Как умудрился этот чернявый юнкер с усиками стать великим поэтом?
Испытываю панический страх перед всякими канцеляриями, перед секретаршами директоров с их бесчисленными телефонами, перед бухгалтериями и главными бухгалтерами, перед всеми людьми, которые удостоены права подписывать бумажки и с которыми должно быть предельно вежливым, чтобы не отказались подписать.
Мои темы, как планеты вокруг солнца, вращаются вокруг «бренности бытия». Я прилип к экзистенциализму, как банный лист к заднице.
В автобус вошла девушка в туфлях на «шпильках». На один каблук накололся желтый кленовый лист. Девушка не замечает, и хорошо. Придет домой – рассмеется.
Сад отдыха. В павильоне Росси стоит гроб, заваленный цветами. Ходят люди с красными повязками на рукавах. У входа толпится человек двадцать. Тихо разговаривают об усопшем. Я не знаю, кто он.
Падают листья. Рядом шумит Невский.
7.10
В столовой, что на углу Садовой и Вознесенского проспекта, работала пятнадцати-четырнадцатилетняя девочка, тощенькая, с длинными ногами и жиденькими косицами. Она убирала со столов посуду.
Теперь она уже сидит за кассой.
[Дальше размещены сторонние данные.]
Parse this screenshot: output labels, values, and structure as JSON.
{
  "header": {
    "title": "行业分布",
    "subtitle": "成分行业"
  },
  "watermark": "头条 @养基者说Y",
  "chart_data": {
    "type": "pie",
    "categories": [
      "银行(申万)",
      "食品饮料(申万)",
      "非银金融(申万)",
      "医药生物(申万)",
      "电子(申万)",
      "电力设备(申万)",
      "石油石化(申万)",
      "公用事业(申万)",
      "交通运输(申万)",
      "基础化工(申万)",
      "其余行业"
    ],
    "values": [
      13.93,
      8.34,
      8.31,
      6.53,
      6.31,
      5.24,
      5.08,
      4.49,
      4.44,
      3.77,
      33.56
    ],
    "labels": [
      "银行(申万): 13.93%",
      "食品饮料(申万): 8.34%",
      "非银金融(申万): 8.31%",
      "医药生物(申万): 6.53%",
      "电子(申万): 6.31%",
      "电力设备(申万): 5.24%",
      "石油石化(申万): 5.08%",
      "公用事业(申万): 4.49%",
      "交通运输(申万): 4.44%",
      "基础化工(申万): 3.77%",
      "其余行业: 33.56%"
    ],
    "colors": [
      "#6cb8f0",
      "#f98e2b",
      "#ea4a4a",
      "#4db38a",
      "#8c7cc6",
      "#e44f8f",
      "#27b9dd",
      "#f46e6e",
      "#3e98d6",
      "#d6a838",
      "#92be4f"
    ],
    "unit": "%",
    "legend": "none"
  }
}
Подрисованные глаза, заграничная кофта, уверенный голос, уверенные движения чистых белых рук.
Девочка сделала карьеру.
9.10
Женя М., я и Женин сосед Вася Ходорка.
Вася выпивши. Через каждые пять минут он просит извинения и прочувствованно жмет нам с Женей руки. Через каждые десять минут в комнату входит его жена с немецким догом. Она просит Васю не срамиться, уйти и не мешать. Вася нарочито громко орет на жену и выставляет ее вместе с догом за дверь.
Вася показывает мне свою трудовую книжку – ее он всегда носит с собой, чтобы жена не знала, какая у него зарплата. Потом он уходит, но скоро возвращается и предлагает нам с Женей «раздавить полбанки». Мы отказываемся. Он еще раз предлагает, мы еще раз отказываемся.
– О, Гена! Прости меня! – говорит Вася с театральным пафосом, – Прости меня, Гена! Мне обидно! У тебя будет такое впечатление, что Ходорка пьяница. А Ходорка не пьяница! Ходорка – хороший парень! Женя, скажи ему, правда ведь, я – хороший парень? Прости меня, о, Гена! Гуд бай, Джонни! Гуд бай! Экскюз ми!